Tout cela nous autorise à dire qu’une grande partie du débat actuel est tout simplement indigne. Il est honteux de donner à entendre que les professeurs sont paresseux. Il est scélérat d’insinuer qu’ils se sucrent sur le dos des familles. Il est inadmissible de faire des professeurs les boucs émissaires des difficultés financières de l’Etat.
L’enseignement secondaire coûte-il trop cher ? Depuis deux ans, c’est devenu une rengaine à la mode : la France dépense trop pour ses collèges et lycées et pas assez pour ses universités. Effectivement l’Ocde a calculé que les dépenses cumulées pour la durée des études primaires et secondaires se montent à 85 084 dollars en France contre 77 204 pour la moyenne des pays de l’Ocde. On dépense en France en moyenne 7 807 dollars par élève contre 6 827 pour la moyenne Ocde. Le système éducatif paraît donc « riche », voir « gras » par rapport à ceux des voisins.
Pourtant ces arguments comptables n’emportent pas l’adhésion. L’analyse plus fine des statistiques montre que la situation est plus complexe qu’elle ne paraît. Certes le budget de l’éducation nationale est passé de 55 à 65 milliards d’euros de 2000 à 2005. Mais cette hausse correspond à un simple maintien en terme de PIB (à 3,9% du PIB).
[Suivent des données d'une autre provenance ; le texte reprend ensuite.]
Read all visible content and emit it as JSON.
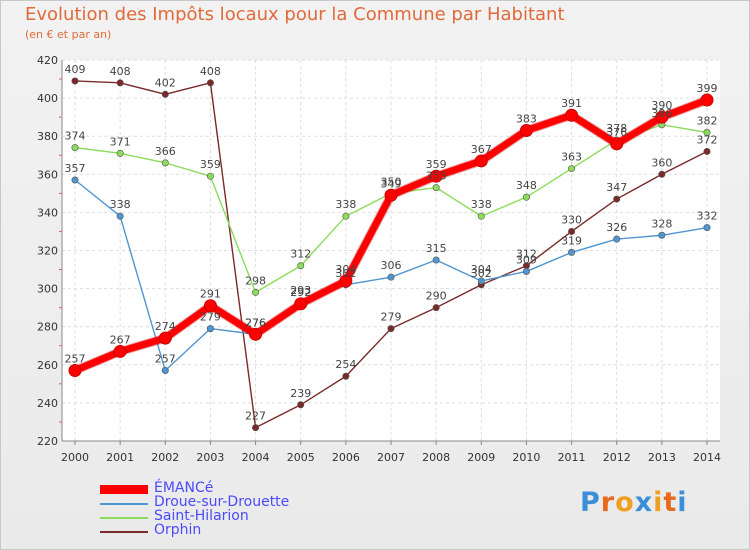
{
  "chart_data": {
    "type": "line",
    "title": "Evolution des Impôts locaux pour la Commune par Habitant",
    "subtitle": "(en € et par an)",
    "x": [
      "2000",
      "2001",
      "2002",
      "2003",
      "2004",
      "2005",
      "2006",
      "2007",
      "2008",
      "2009",
      "2010",
      "2011",
      "2012",
      "2013",
      "2014"
    ],
    "yticks": [
      220,
      240,
      260,
      280,
      300,
      320,
      340,
      360,
      380,
      400,
      420
    ],
    "ylim": [
      220,
      420
    ],
    "grid": true,
    "legend_position": "bottom-left",
    "series": [
      {
        "name": "ÉMANCé",
        "color": "#ff0000",
        "values": [
          257,
          267,
          274,
          291,
          276,
          292,
          304,
          349,
          359,
          367,
          383,
          391,
          376,
          390,
          399
        ]
      },
      {
        "name": "Droue-sur-Drouette",
        "color": "#4f95d0",
        "values": [
          357,
          338,
          257,
          279,
          276,
          293,
          302,
          306,
          315,
          304,
          309,
          319,
          326,
          328,
          332
        ]
      },
      {
        "name": "Saint-Hilarion",
        "color": "#8cdc5a",
        "values": [
          374,
          371,
          366,
          359,
          298,
          312,
          338,
          350,
          353,
          338,
          348,
          363,
          378,
          386,
          382
        ]
      },
      {
        "name": "Orphin",
        "color": "#7a2a2a",
        "values": [
          409,
          408,
          402,
          408,
          227,
          239,
          254,
          279,
          290,
          302,
          312,
          330,
          347,
          360,
          372
        ]
      }
    ]
  },
  "logo": {
    "letters": [
      "P",
      "r",
      "o",
      "x",
      "i",
      "t",
      "i"
    ],
    "colors": [
      "#3a8fd8",
      "#e86a1a",
      "#f0a020",
      "#3a8fd8",
      "#f0a020",
      "#e86a1a",
      "#3a8fd8"
    ]
  }
}
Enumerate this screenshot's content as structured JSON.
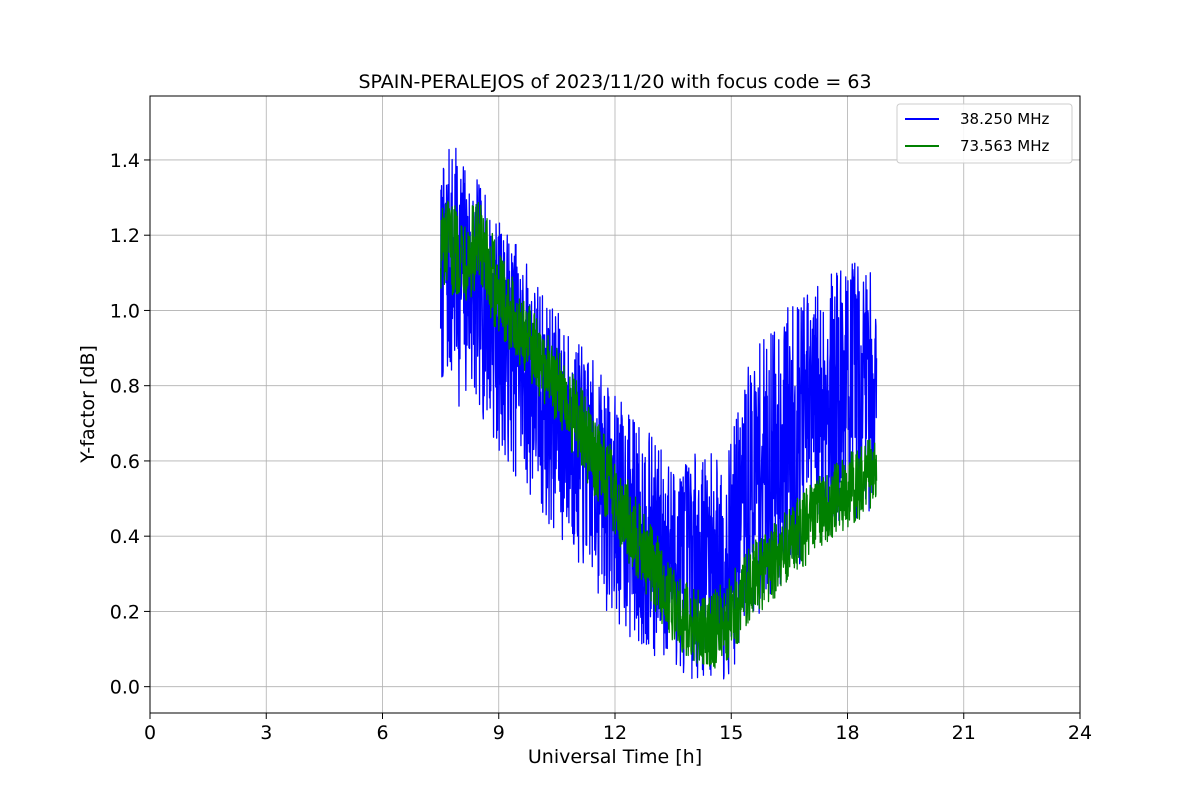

La dépense intérieure d’éducation en France, après avoir progressé dans les années 1990, est même orientée à la baisse depuis 1998. Elle est passée de 7,6% du PIB à 7,2% en 2005. De même pourra-t-on remarquer que si la moyenne de l’Ocde monte à 77 204 $ par élève, elle dépasse les 100 000 $ aux Etats-Unis, au Danemark, en Norvège, au Luxembourg, en Italie etc.
Mais, de toute façon, la productivité de l’éducation ne peut pas progresser avec le taux de scolarisation comme le souhaiteraient quelques commissaires aux comptes. Au fur et à mesure des progrès de la scolarisation, il faut mettre de plus en plus de moyens pour faire réussir les élèves qui restent en échec. Refuser de voir cette réalité c’est accepter de laisser tomber les élèves de milieu défavorisé.
Faut-il couper court au débat sur le travail enseignant ? Nous ne le pensons pas. Ce que nous dit l’Ocde c’est que la France se classe dans les pays qui donnent le plus d’heures de cours aux élèves du primaire et du secondaire. Pourtant il est clair que les familles font davantage appel au soutien scolaire. Ce que nous savons c’est que la société demande à l’Ecole de transmettre davantage de compétences, d’intervenir de façon plus profonde dans l’éducation des enfants. Ce qui apparaît également c’est qu’il existe d’autres façons d’accompagner les élèves dans l’acquisition des connaissances et dans la construction de leur personnalité.
Ce débat-là, sur les missions des enseignants, n’est pas contraire au compromis républicain et à la tradition de l’Ecole. Il mérite d’être poursuivi une fois balayées les formes abjectes du populisme.